2-2-1 kararının sonuçları şöyle: Yargıçlar Peter Moulton ve Dianne Renwick, yalnızca Trump'ın mali cezasını iptal edecekleri sonucuna vardılar, Yargıçlar John Higgitt ve Llinét Rosado cezayı iptal edecek ve davayı yeniden yargılama için geri gönderecek ve tek başına Yargıç David Friedman, bu davayı tamamen reddedecek ve New York eyaletinin başkanı bu konuda yeniden yargılamasını yasaklayacaktı. Slate'ten Mark Joseph Stern'in belirttiği gibi, "Üç karardan hiçbiri çoğunluk sağlamadığından, Yargıçlar Higgitt ve Rosado, yalnızca kesinliği sağlamak ve böylece taraflara Temyiz Mahkemesi'ne itiraz etme yolu sağlamak amacıyla bu kararın kararnamesine katıldılar," yani eyaletin en yüksek mahkemesi. Sonuç olarak, New York yüksek mahkemesi, dolandırıcılık kararının geçerli olup olmadığına ve Trump'ın gerçekten kurtulup kurtulmadığına karar verecek. Şimdilik, yanlış yapmanın bedeli düşecek gibi görünüyor, ancak söyleyebileceğimiz bu kadar.

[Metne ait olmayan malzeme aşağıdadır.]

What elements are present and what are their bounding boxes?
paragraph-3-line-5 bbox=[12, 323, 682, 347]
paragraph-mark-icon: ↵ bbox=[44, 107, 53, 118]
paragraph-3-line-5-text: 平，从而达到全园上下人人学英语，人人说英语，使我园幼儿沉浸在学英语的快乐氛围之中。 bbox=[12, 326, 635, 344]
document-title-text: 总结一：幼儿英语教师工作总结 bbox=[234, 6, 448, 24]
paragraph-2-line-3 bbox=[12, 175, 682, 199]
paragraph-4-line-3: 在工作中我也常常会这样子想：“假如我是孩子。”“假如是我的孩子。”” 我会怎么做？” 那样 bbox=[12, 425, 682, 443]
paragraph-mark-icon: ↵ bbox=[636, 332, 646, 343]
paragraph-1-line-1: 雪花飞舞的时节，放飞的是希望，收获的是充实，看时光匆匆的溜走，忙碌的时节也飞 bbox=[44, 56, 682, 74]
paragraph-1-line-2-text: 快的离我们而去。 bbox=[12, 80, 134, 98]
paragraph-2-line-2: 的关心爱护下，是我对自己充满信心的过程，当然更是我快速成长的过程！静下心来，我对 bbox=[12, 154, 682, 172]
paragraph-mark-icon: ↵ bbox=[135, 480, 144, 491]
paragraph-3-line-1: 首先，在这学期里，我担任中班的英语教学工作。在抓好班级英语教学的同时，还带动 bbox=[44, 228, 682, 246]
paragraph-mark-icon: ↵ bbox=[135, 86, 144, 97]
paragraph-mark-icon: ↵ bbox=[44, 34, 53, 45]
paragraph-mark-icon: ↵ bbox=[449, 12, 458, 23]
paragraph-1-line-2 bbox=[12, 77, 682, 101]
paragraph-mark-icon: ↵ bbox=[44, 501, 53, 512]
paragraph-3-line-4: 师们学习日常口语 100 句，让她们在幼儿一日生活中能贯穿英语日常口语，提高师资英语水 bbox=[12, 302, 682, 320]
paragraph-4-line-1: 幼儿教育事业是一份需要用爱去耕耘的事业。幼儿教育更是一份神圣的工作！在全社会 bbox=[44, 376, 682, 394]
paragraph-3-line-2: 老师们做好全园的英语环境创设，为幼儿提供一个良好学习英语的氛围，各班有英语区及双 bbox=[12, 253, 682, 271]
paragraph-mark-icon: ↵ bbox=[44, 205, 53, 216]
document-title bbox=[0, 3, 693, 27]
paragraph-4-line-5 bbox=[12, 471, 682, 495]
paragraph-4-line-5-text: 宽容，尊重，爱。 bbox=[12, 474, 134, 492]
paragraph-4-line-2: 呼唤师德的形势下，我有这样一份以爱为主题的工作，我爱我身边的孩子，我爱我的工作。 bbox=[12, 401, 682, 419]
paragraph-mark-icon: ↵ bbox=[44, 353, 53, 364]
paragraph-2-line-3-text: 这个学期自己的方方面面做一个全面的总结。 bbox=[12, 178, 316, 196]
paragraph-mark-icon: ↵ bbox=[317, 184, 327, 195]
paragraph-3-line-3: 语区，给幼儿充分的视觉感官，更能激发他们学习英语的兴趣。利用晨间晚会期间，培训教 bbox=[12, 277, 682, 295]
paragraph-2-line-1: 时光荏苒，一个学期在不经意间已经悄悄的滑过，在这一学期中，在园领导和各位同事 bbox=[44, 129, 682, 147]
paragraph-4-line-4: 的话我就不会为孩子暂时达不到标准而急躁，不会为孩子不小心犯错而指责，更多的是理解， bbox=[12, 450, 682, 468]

Bu arada, James'in ofisi temyiz mahkemesinin kararına itiraz etme sözü verirken, yalnızca Trump'ın mali cezasının kaldırıldığını da hatırlattı. Trump Örgütü'nün New York'ta iş yapma yetkisine ilişkin diğer kısıtlamalar da yürürlükte kalmaya devam ediyor. Bunlar arasında, Trump'ın kendi şirketinde üç yıl boyunca üst düzey görev yapmasının yasaklanması, oğulları Donald Trump Jr. ve Eric Trump'ın ise en az iki yıl boyunca men edilmesi yer alıyor.
Trump, cinsel istismar suçlamalarına rağmen üç suçlamadan kurtuldu ve ikinci kez başkanlığa yükseldi, bu da onun hukuk sistemini gerçek sonuçlardan kaçınmak için nasıl manipüle ettiğini bir kez daha gösterdiği izlenimini veriyor. Manşetlerde nasıl görünürse görünsün, bu davada gerçek sonuçlar yarım milyar dolarlık bir ceza şeklinde olmasa bile yine de ortaya çıkabilir.